Yesterday was monumental. For the first time, maybe this whole year, I had the opportunity to spend an evening doing absolutely nothing. I had no homework and no activities. It should have been relaxing, it should have been fun, but it was still stressful. How can that be? Do we as young Americans really have so much stress that we are kept up at night, or nervous about absolutely nothing? Or maybe it is just me, but I have seen similar trials faced by peers, whether they are my friends, my acquaintances, or simply the celebrities I see facing so many evils in Hollywood.

Lindsay Lohan, a few years my senior, is a prime example of what stress can do to a person. The once innocent Disney sweetheart evolved into a media spectacle after car crashes, drunken nights, and a couple rehab stints. Now, I am not saying that my stress is comparable to that of her. Of course she has a few more pressures in life, but stress has similar effects for everyone.
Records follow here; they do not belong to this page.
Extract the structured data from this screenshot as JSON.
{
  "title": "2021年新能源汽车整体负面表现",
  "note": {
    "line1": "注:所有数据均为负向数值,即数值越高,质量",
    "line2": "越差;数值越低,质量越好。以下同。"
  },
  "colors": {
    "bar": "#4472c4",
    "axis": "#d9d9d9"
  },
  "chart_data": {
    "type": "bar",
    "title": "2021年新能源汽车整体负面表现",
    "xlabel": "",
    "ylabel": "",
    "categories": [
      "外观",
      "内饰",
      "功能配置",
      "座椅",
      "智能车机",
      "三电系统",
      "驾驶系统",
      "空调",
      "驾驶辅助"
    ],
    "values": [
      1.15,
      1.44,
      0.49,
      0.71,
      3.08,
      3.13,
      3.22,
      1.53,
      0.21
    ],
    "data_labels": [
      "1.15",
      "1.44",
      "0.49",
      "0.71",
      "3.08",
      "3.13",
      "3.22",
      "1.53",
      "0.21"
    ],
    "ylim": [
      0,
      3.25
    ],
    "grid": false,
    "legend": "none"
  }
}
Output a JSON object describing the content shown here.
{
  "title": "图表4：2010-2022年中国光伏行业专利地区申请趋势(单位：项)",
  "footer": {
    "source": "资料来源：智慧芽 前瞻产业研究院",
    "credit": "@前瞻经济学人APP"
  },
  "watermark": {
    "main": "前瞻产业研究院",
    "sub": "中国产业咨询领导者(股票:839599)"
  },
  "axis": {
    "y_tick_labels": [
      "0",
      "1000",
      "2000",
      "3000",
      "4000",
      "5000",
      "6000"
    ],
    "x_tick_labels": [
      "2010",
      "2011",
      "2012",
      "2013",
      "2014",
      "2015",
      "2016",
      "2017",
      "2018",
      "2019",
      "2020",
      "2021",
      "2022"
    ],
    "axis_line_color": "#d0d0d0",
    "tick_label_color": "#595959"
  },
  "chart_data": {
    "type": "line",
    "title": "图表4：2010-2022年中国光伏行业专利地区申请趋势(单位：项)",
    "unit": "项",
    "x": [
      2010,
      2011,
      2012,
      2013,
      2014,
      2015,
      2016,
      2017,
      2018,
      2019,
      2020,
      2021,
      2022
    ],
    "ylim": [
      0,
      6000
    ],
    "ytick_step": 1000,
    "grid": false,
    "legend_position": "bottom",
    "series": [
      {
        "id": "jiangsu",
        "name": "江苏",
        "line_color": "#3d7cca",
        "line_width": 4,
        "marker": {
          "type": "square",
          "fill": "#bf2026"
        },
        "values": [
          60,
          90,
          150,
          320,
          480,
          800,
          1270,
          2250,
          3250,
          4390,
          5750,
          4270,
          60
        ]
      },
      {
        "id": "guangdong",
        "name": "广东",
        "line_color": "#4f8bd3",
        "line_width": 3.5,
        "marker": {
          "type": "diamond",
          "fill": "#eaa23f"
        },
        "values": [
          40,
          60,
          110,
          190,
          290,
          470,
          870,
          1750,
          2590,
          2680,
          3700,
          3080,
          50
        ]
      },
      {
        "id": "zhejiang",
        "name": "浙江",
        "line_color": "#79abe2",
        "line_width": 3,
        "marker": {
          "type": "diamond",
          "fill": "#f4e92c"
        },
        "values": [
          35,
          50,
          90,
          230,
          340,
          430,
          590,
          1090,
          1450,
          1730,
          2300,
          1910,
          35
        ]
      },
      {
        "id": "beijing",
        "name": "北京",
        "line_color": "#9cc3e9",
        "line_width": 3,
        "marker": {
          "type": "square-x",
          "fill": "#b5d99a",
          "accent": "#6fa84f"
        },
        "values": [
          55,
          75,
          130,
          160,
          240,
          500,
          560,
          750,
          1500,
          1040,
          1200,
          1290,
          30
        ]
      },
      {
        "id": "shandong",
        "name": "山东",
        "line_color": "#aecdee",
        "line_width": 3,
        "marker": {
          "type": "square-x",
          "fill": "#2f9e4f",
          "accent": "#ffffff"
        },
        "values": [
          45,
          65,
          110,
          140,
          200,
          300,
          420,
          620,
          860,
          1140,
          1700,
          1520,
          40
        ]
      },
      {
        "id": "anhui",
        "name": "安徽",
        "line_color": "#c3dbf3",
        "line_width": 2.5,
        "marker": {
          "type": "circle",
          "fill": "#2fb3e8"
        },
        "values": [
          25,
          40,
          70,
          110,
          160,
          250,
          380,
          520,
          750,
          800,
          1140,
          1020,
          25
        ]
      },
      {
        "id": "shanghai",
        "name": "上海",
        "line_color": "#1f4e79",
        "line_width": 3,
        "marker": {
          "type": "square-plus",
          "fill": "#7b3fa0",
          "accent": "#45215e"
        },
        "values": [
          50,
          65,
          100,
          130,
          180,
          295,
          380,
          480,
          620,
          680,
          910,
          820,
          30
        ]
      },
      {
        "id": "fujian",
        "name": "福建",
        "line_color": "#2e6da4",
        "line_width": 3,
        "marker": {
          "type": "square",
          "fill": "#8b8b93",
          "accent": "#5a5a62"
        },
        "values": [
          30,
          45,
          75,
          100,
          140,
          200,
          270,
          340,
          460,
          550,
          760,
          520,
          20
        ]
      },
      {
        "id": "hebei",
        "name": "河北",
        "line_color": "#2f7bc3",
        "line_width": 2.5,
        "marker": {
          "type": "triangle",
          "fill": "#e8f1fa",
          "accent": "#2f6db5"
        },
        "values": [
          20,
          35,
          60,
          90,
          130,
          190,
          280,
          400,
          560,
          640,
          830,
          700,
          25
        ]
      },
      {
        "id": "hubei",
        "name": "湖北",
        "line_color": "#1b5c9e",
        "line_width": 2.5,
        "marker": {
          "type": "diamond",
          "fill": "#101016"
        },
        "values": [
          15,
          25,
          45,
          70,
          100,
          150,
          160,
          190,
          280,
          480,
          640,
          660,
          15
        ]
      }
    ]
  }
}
It runs you down, makes you desperate for an out, whether it be through drinking, over-eating, not eating, or smoking stress causes many of the problems facing America today. Not just young Americans, our elders face similar problems, but it is up to us to make the changes in our country now, which, ironically, is a stressor. Obviously the idea of stressors and stress is a nasty circle of frustration and anxiety.

I am not claiming to have the answers to the problems of stress, nor am I insinuating that stress is an inescapable evil. I am simply pointing out the fact that more and more people seem to be facing it, or at least facing it in a more public fashion. Lindsay Lohan, Britney Spears, and many more darlings of young Hollywood are a prime example of the nasty and bumpy road stress can take you down. Whether someone is famous or not, stress happens to everyone at some point or another. The test is not whether you get stressed or not, but how you deal with stress when it happens.